Analytical Heuristic Decision-Making Methods for Complex High-Dimensional Failure Data Selection and Classification

Keivan Sadeghzadeh, Nasser Fard
Department of Mechanical and Industrial Engineering
Northeastern University
Boston, MA

Abstract

Quality increases systems reliability, productivity and efficiency, decreases variability, error and failure, and also facilitates consistent outcome. Quality and reliability of complex large-scale systems are function of many variables. By the advent of modern data collection technologies, a massive amount of data is increasingly accessible from various sources for evaluation of these variables and their impact on system quality and reliability. Determining efficient explanatory variables, specifically in a complex and huge data with high-dimensional covariates provides an excellent opportunity in systems reliability and productivity analysis, and quality improvement. This paper presents a class of heuristic variable selection and classification methods to analyze a complex large-scale failure data with many covariates in order to reduce redundant information and facilitate a practical decision-making. Proper procedures are presented to drive a subset of variables that are significantly more valuable in quality, reliability, and productivity analysis of systems. Considering the complexity of the data and the presence of censored observations, the proposed methods utilize random subset selection concept. To validate these proposed method and their performance, several numerical simulation experiments are developed to compare and demonstrate their advantages. The experimental results are compared with similar efficient techniques comprehensively.
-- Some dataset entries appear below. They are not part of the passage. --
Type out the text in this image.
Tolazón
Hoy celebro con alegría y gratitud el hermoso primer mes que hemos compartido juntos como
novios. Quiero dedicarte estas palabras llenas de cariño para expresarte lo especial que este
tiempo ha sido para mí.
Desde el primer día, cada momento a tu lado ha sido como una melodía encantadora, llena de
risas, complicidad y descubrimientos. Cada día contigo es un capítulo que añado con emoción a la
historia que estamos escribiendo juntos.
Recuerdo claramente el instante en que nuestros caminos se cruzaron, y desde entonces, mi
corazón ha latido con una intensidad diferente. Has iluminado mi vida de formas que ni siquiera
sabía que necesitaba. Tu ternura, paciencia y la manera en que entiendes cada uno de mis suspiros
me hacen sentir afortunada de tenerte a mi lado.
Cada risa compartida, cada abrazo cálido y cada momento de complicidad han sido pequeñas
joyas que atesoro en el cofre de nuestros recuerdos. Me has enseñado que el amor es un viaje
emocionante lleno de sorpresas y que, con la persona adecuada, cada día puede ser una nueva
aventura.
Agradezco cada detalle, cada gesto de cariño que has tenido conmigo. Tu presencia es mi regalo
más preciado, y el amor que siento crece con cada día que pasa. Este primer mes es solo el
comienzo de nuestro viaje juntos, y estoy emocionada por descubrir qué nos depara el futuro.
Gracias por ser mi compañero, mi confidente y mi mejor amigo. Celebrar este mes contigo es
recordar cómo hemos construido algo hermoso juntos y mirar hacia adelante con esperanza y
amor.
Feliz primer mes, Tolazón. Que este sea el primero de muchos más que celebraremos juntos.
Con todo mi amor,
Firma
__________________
It is shown that by using these approaches, data analysis and decision-making process for variable selection and classification in a large-scale failure data can be done quickly, and with high accuracy.

Abstract Summary

This paper presents a class of heuristic variable selection and classification methods to analyze a complex high-dimensional failure data in order to drive a subset of efficient variables that are significantly more valuable in quality, reliability and productivity analysis of complex large-scale systems.